Какие страшные слова вошли тогда, вползли, ворвались в нашу жизнь. Какие как. Некоторые вторглись сразу, пришлось их с содроганием повторять, к другим мы так и не смогли привыкнуть. Реанимация, искусственное дыхание, капельницы, пищевая трубка, трахеостома… Казалось, ничего страшнее не может быть. Может. Морг, выбрать и заказать гроб, прощание, отпевание, крематорий, поминки, девятый день, надгробие, памятник, разобрать мамины вещи, которые еще хранят ее тепло…

Опытные люди предупреждали: а вот потом только все и начнется. Что же еще может начаться, думала я, чернее и хуже быть не может. Самые черные ведь были те дни, когда утром позвонил Лёва и сказал: «Мама умерла», когда я последний раз держала ее за руку, уже неживую, уходившую навсегда, когда покупала ей легкий голубой платок. Маме очень шел голубой цвет, к глазам…

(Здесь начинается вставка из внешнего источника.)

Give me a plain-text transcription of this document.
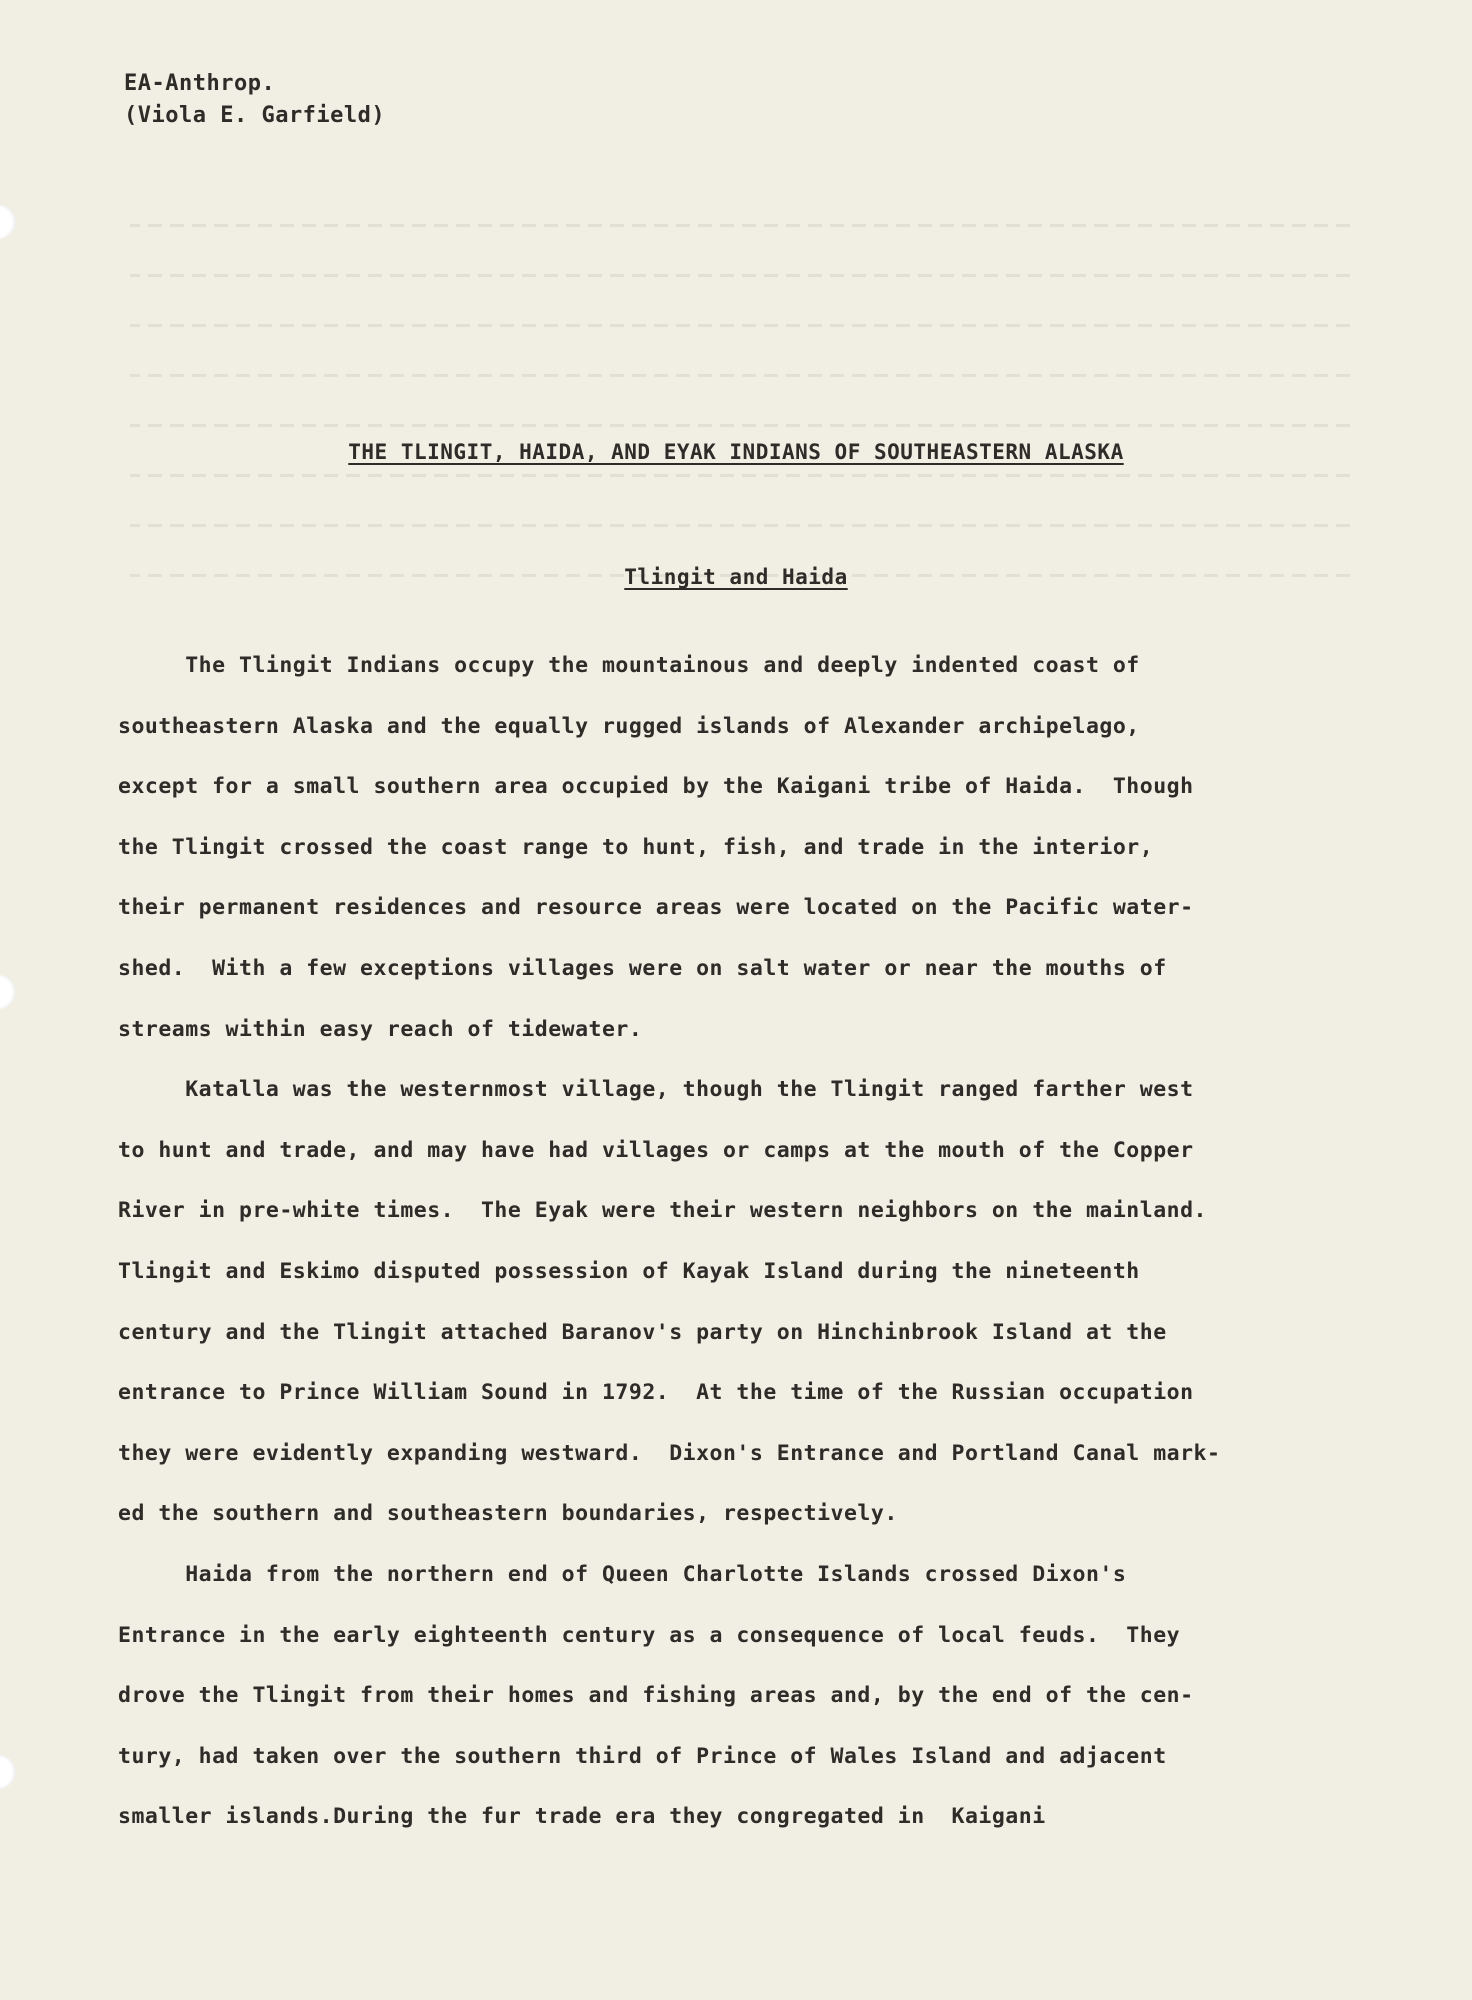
EA-Anthrop.
(Viola E. Garfield)
THE TLINGIT, HAIDA, AND EYAK INDIANS OF SOUTHEASTERN ALASKA
Tlingit and Haida
The Tlingit Indians occupy the mountainous and deeply indented coast of
southeastern Alaska and the equally rugged islands of Alexander archipelago,
except for a small southern area occupied by the Kaigani tribe of Haida.  Though
the Tlingit crossed the coast range to hunt, fish, and trade in the interior,
their permanent residences and resource areas were located on the Pacific water-
shed.  With a few exceptions villages were on salt water or near the mouths of
streams within easy reach of tidewater.
Katalla was the westernmost village, though the Tlingit ranged farther west
to hunt and trade, and may have had villages or camps at the mouth of the Copper
River in pre-white times.  The Eyak were their western neighbors on the mainland.
Tlingit and Eskimo disputed possession of Kayak Island during the nineteenth
century and the Tlingit attached Baranov's party on Hinchinbrook Island at the
entrance to Prince William Sound in 1792.  At the time of the Russian occupation
they were evidently expanding westward.  Dixon's Entrance and Portland Canal mark-
ed the southern and southeastern boundaries, respectively.
Haida from the northern end of Queen Charlotte Islands crossed Dixon's
Entrance in the early eighteenth century as a consequence of local feuds.  They
drove the Tlingit from their homes and fishing areas and, by the end of the cen-
tury, had taken over the southern third of Prince of Wales Island and adjacent
smaller islands.During the fur trade era they congregated in  Kaigani
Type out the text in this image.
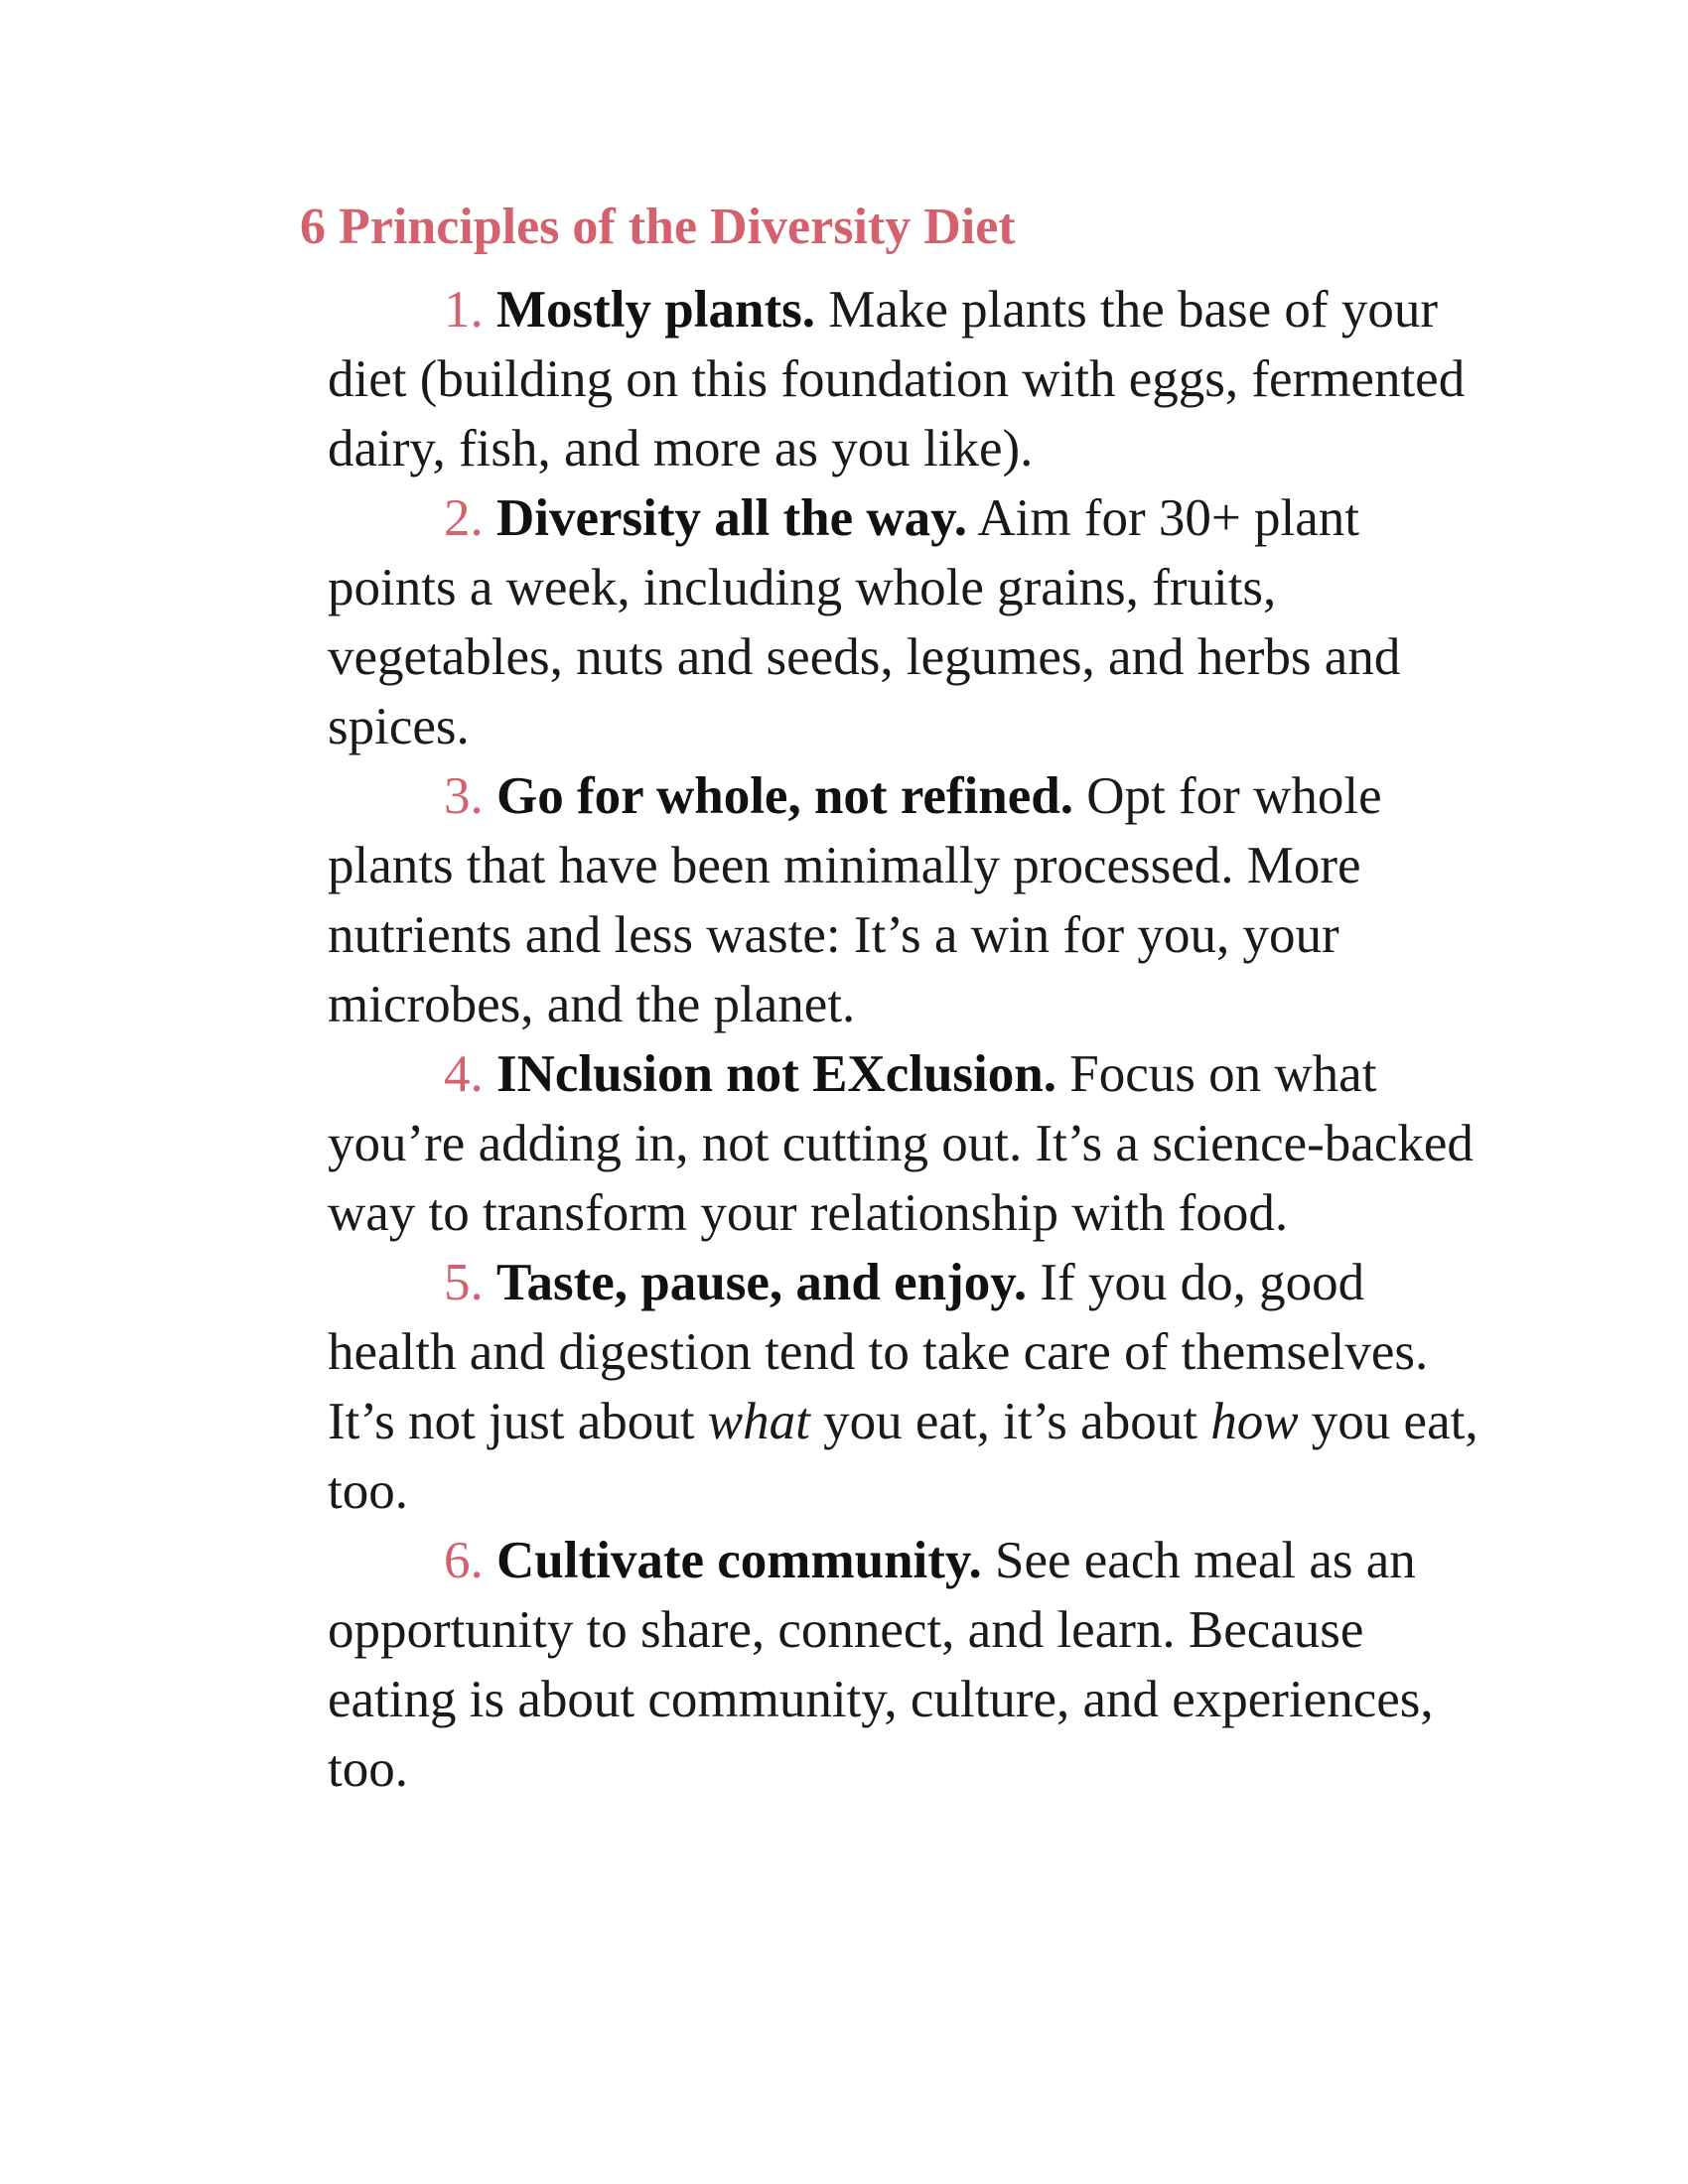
6 Principles of the Diversity Diet
1. Mostly plants. Make plants the base of your diet (building on this foundation with eggs, fermented dairy, fish, and more as you like).
2. Diversity all the way. Aim for 30+ plant points a week, including whole grains, fruits, vegetables, nuts and seeds, legumes, and herbs and spices.
3. Go for whole, not refined. Opt for whole plants that have been minimally processed. More nutrients and less waste: It’s a win for you, your microbes, and the planet.
4. INclusion not EXclusion. Focus on what you’re adding in, not cutting out. It’s a science-backed way to transform your relationship with food.
5. Taste, pause, and enjoy. If you do, good health and digestion tend to take care of themselves. It’s not just about what you eat, it’s about how you eat, too.
6. Cultivate community. See each meal as an opportunity to share, connect, and learn. Because eating is about community, culture, and experiences, too.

Потом наступила тишина, пустота. Стало сниться, что мама умерла, значит, постепенно привыкало к этому подсознание, которое поначалу и знать не хотело, подсказывало мне: «Маме позвони, расскажи, как тебе тяжело сейчас!» Подсказывало, и не раз. Хуже нет, когда во сне ты ничего не знаешь, и в первый момент утра не знаешь, а потом наваливается – то черное, неизбежное, что никак не изменишь, никак. Можно только пытаться смириться.

Днем тихо и пусто. Нельзя позвонить, нельзя сесть в машину и рвануть к маме, нельзя обнять, нельзя услышать мелодичный холодноватый голос, нельзя быстро чмокнуть Катьку, передавая ей бабушкин поцелуй: «Бабушка просила тебя поцеловать».

Нужно было отдать кому-то маминого кота. Не усыплять же его. Кот был толстый, вредный, ленивый. И очень не любил меня, всегда не любил. Ему было лет семь, мы посчитали с Катькой. Я написала в объявлении: «Пять с половиной, спокойный, воспитанный». Но никто так и не позвонил.

Мамин кот был похож на темно-серую пушистую шапку, медленно плывущую по коридору или брошенную на тумбочку в прихожей. Только в отличие от настоящей шапки он мог спрятаться на стуле под скатертью, дождаться и хватануть за руки, сильно, лапой с выпущенными когтями. И, молча посмотрев на тебя оранжевыми глазами, снова свернуться в приятный пушистый калачик. Кота взяли Лёвины родственники. Как раз те, что и подарили маме когда-то маленькую пушистую живую шапку, которая росла, росла, царапалась, кусалась и однажды метнулась из-под стола маме под ноги. Она упала – тяжело, неловко, на больное плечо. Мама просидела в гипсе полтора месяца, а еще через месяц умерла. Наверно, ее очень любил Бог, посылая ей такие испытания.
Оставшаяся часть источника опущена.